How does one reconcile these findings with those of other investigators who have reported identifying replicating HCV in PBMCs? After all, theirs was a meticulously performed study with compelling results, supporting the notion that an SVR implies eradication of HCV and thus presumably cure of the infection. They confirmed that HCV RNA can be detected in PBMCs, but as nonreplicating virus that is probably not harmful to the host or to others. Are the discrepancies due to differences in sensitivities of the assays used by the various investigators studying this issue? Might it be because of differences in the population studied or in the timing of follow-up after having reached the SVR? Unfortunately, the basis for these conflicting results remains unclear, even to these investigators who acknowledged the discrepancies, speculating that it might have been the result of the small size of the population they studied. Clearly, support for their conclusions warrants confirmation by others.
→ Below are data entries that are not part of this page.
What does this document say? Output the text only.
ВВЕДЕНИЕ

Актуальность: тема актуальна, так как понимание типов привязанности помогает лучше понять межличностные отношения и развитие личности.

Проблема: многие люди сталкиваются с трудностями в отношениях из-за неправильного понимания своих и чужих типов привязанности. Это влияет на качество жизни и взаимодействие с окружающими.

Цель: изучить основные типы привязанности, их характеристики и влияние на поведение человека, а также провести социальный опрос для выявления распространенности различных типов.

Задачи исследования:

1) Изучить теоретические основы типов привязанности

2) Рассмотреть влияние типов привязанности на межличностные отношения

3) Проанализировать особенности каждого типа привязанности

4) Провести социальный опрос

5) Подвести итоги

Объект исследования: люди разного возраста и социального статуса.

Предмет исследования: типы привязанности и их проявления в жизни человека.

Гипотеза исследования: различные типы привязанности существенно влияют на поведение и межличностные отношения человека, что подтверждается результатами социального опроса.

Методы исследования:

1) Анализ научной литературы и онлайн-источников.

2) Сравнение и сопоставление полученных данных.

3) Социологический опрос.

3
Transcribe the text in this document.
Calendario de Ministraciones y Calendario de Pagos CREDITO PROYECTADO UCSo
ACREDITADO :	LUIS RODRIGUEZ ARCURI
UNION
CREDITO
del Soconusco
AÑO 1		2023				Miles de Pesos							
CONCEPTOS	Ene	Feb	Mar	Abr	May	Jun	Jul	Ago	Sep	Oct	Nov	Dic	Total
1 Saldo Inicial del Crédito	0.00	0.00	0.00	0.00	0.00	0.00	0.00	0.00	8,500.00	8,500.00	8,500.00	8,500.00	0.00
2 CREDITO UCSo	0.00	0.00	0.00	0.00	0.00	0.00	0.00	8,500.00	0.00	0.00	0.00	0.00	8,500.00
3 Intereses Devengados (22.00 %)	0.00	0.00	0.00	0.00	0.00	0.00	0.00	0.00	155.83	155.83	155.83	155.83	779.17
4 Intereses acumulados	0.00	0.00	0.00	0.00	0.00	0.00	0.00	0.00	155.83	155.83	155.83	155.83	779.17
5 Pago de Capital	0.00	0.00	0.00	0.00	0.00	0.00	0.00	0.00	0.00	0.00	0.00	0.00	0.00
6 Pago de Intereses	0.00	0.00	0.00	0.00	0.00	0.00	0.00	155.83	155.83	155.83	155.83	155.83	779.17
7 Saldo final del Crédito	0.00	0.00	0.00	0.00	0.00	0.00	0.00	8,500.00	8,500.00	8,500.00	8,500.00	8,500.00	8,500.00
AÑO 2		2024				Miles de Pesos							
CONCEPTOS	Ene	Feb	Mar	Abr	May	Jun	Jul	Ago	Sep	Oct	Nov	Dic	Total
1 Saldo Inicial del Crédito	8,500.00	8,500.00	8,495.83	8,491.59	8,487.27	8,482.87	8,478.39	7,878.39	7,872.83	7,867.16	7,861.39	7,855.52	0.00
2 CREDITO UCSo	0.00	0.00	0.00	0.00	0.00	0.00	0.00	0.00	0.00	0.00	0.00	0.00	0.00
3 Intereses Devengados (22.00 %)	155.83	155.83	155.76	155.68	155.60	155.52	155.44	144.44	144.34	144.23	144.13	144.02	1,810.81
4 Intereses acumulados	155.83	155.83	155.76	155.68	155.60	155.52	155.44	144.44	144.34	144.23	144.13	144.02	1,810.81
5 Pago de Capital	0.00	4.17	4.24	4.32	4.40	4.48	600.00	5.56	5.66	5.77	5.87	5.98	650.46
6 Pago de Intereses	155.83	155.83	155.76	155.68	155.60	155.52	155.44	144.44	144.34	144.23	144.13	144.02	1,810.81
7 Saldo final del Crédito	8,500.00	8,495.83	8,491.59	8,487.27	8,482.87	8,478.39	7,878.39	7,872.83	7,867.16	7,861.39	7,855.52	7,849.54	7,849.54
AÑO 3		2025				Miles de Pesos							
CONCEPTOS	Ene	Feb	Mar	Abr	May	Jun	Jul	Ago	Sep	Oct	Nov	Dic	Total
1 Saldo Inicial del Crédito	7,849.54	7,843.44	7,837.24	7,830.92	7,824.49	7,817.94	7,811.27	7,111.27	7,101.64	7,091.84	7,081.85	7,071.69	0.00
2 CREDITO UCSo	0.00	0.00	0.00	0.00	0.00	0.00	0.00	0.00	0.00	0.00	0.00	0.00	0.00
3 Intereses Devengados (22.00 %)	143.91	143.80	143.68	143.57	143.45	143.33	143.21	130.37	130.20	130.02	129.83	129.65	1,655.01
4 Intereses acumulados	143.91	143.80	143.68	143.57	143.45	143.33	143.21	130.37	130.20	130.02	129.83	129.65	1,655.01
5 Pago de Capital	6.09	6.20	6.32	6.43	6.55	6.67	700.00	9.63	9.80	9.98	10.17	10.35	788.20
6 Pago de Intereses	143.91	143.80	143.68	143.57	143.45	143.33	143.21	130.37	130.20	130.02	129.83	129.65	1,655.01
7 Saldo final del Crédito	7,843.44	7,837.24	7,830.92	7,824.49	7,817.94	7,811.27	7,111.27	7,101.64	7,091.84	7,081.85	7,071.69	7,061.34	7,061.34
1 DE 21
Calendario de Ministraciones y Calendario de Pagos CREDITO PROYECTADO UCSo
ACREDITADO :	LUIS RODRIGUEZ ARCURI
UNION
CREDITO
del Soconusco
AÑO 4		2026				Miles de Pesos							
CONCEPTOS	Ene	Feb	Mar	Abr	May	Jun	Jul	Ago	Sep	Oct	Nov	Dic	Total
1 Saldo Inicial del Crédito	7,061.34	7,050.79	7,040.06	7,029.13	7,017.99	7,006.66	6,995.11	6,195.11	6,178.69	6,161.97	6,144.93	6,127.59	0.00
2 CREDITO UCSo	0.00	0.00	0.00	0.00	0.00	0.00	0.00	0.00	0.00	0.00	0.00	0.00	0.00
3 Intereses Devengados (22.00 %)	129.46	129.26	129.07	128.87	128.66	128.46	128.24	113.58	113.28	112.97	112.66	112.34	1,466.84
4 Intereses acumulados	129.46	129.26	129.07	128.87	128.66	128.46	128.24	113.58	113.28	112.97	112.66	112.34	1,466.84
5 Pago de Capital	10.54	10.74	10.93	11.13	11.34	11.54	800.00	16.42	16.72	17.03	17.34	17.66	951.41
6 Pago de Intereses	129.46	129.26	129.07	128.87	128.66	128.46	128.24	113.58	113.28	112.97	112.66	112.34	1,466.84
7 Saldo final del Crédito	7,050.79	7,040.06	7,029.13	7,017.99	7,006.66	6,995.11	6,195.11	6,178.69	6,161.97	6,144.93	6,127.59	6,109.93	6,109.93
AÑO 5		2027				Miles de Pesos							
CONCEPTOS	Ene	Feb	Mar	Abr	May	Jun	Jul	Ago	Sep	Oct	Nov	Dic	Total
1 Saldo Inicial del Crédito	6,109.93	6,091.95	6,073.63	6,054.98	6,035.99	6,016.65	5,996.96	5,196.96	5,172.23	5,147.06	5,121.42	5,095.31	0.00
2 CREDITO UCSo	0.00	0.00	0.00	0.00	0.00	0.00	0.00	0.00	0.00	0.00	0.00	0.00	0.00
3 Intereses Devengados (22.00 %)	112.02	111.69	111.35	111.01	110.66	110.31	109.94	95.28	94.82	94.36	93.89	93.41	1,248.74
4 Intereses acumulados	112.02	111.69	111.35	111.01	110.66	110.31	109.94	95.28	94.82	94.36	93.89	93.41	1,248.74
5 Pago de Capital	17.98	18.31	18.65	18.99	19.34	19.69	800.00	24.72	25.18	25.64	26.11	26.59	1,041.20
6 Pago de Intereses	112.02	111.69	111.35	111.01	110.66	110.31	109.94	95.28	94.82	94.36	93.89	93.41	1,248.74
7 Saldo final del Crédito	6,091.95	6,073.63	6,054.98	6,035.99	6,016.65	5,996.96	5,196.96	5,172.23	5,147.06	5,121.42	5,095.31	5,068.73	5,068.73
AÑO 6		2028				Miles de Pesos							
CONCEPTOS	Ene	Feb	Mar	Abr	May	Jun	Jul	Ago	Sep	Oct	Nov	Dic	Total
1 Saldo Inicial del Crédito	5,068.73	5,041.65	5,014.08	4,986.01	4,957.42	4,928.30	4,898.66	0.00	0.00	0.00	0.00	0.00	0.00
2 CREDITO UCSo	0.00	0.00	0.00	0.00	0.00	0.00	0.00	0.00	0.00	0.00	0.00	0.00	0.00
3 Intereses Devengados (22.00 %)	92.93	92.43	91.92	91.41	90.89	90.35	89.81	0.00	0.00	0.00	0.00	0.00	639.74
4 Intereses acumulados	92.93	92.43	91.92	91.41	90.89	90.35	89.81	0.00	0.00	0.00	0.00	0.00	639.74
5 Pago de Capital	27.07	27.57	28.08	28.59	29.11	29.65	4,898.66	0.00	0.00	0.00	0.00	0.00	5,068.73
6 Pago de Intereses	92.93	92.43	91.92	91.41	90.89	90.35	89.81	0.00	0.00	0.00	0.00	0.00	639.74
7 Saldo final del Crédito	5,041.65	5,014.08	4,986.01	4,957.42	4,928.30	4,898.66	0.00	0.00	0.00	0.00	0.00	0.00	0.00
So what can be concluded presently regarding the significance of an SVR? Current data suggest that achieving an SVR almost always signals durable loss of virus and improvement of the associated liver disease, and hence indicates apparent cure. But this may not be universal for as yet unknown reasons. Conceivably, occult HCV infection may remain just that until stressed by an immunosuppressive event. What seems important, in addition to seeking reasons for the conflicting data, is to define characteristics of persons likely to relapse or develop HCC, who would then warrant frequent virologic and biochemical screening after reaching an SVR in order to begin appropriate management early. For the rest, it seems appropriate to perform virologic and biochemical screening annually, as suggested by others,2 particularly if, at the time of reaching an SVR, there was histologic evidence of advanced fibrosis or cirrhosis.